Mehr Transparenz für Zahnarztpatienten gefordert

Mit der Ergänzung um Zahnarztpraxen wird das bereits bestehende Angebot des Netzportals „Weisse Liste“ ausgebaut. Bereits seit Mai 2011 können dort Versicherte der teilnehmenden Krankenkassen Barmer GEK, AOK und Techniker Krankenkasse ihre Haus– und Fachärzte bewerten, die Zahnärzte fehlten jedoch bisher. Seit Eröffnung des Portales haben circa 150.000 Versicherte ihre Bewertung zu Allgemeinmedizinern und Fachärzten abgegeben.
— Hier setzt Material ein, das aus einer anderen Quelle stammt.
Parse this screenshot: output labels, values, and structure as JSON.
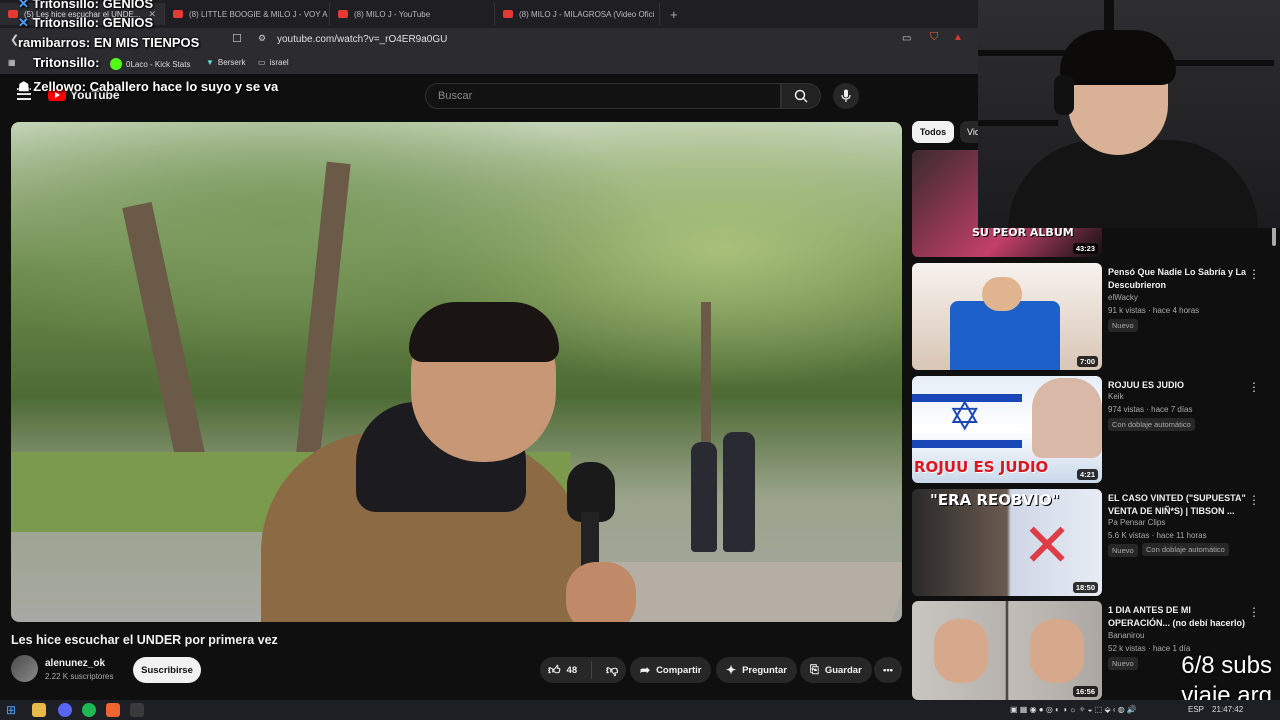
{
  "browser": {
    "tabs": [
      {
        "label": "(5) Les hice escuchar el UNDE..."
      },
      {
        "label": "(8) LITTLE BOOGIE & MILO J - VOY A"
      },
      {
        "label": "(8) MILO J - YouTube"
      },
      {
        "label": "(8) MILO J - MILAGROSA (Video Ofici"
      }
    ],
    "new_tab": "+",
    "url": "youtube.com/watch?v=_rO4ER9a0GU",
    "bookmarks": [
      {
        "label": "Berserk",
        "icon": "berserk-icon"
      },
      {
        "label": "0Laco - Kick Stats",
        "icon": "kick-icon"
      },
      {
        "label": "israel",
        "icon": "folder-icon"
      }
    ]
  },
  "youtube": {
    "logo_text": "YouTube",
    "search_placeholder": "Buscar",
    "video_title": "Les hice escuchar el UNDER por primera vez",
    "channel_name": "alenunez_ok",
    "channel_subs": "2.22 K suscriptores",
    "subscribe_label": "Suscribirse",
    "likes": "48",
    "share_label": "Compartir",
    "ask_label": "Preguntar",
    "save_label": "Guardar",
    "chips": [
      "Todos",
      "Vid"
    ],
    "recommendations": [
      {
        "title": "",
        "channel": "",
        "meta": "",
        "duration": "43:23",
        "thumb_text": "SU PEOR ALBUM",
        "badges": []
      },
      {
        "title": "Pensó Que Nadie Lo Sabría y La Descubrieron",
        "channel": "elWacky",
        "meta": "91 k vistas · hace 4 horas",
        "duration": "7:00",
        "thumb_text": "",
        "badges": [
          "Nuevo"
        ]
      },
      {
        "title": "ROJUU ES JUDIO",
        "channel": "Keik",
        "meta": "974 vistas · hace 7 días",
        "duration": "4:21",
        "thumb_text": "ROJUU ES JUDIO",
        "badges": [
          "Con doblaje automático"
        ]
      },
      {
        "title": "EL CASO VINTED (\"SUPUESTA\" VENTA DE NIÑ*S) | TIBSON ...",
        "channel": "Pa Pensar Clips",
        "meta": "5.6 K vistas · hace 11 horas",
        "duration": "18:50",
        "thumb_text": "\"ERA REOBVIO\"",
        "badges": [
          "Nuevo",
          "Con doblaje automático"
        ]
      },
      {
        "title": "1 DIA ANTES DE MI OPERACIÓN... (no debí hacerlo)",
        "channel": "Bananirou",
        "meta": "52 k vistas · hace 1 día",
        "duration": "16:56",
        "thumb_text": "",
        "badges": [
          "Nuevo"
        ]
      }
    ]
  },
  "chat": [
    {
      "user": "Tritonsillo",
      "text": "GENIOS"
    },
    {
      "user": "Tritonsillo",
      "text": "GENIOS"
    },
    {
      "user": "ramibarros",
      "text": "EN MIS TIENPOS"
    },
    {
      "user": "Tritonsillo",
      "text": ""
    },
    {
      "user": "Zellowo",
      "text": "Caballero hace lo suyo y se va"
    }
  ],
  "overlay": {
    "subs_goal": "6/8 subs",
    "subtitle": "viaje arg"
  },
  "taskbar": {
    "language": "ESP",
    "time": "21:47:42"
  },
  "colors": {
    "accent_red": "#ff0000",
    "background": "#0f0f0f"
  }
}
Barmer GEK-Vizechef Rolf-Ulrich Schlenker betonte, dass gerade im Bereich der Zahnmedizin ein zusätzlicher Aufklärungsbedarf herrsche. „In puncto Transparenz steht dieser Versorgungsbereich noch ganz am Anfang“, sagte Schlenker. Auch die Verbraucherzentrale-Gesundheitsexpertin Ilona Köster-Steinebach argumentierte, dass das Verhältnis zwischen Zahnmedizinern und Patienten bei Weitem nicht so gut sei wie angenommen. So würden sich die Patienten schon aufgrund ihrer Lage im Behandlungsstuhl in der Defensive befinden. Viele Menschen hätten Angst vor einem Zahnarztbesuch und den damit verbundenen Kosten – deshalb würden auch soziale und finanzielle Aspekte bei der Evaluation von Zahnmedizinern zu berücksichtigen sein, sagte Köster-Steinebach.

Verhaltenes Echo bei Medizinern

Bei den Zahnärzten stieß der Vorstoß der Krankenkassen auf verhaltenes Echo. Dieter Oesterreich, Vizepräsident der Bundeszahnärztekammer, zweifelte die Aussagefähigkeit des Bewertungsportales grundsätzlich an: "Vor der Frage, wo finde ich einen guten Arzt, steht oft die Frage: wie finde ich ein verlässliches Portal?" Auch könnten Patienten die medizinischen und hygienischen Aspekte einer Behandlung oftmals gar nicht einschätzen.

Der Präsident der Bundesärztekammer, Frank Ulrich Montgomery, begrüßte jedoch den Vorstoß der Kassen. Dem Hamburger Abendblatt sagte er: "Internetportale sind heute Realität. Die meisten sind nur elektronischer Schrott. Wenig aussagefähig über die echte Qualität, voller Beschimpfungen, Schmähungen, Unsachlichkeiten oder auch, genauso überflüssig, voll überschwenglichem Lob." Demgegenüber würden die Ärzte den Aufbau von seriösen Portalen, wie sie mittlerweile viele gesetzliche Krankenkassen in Form der "Arztnavis" anbieten, unterstützen.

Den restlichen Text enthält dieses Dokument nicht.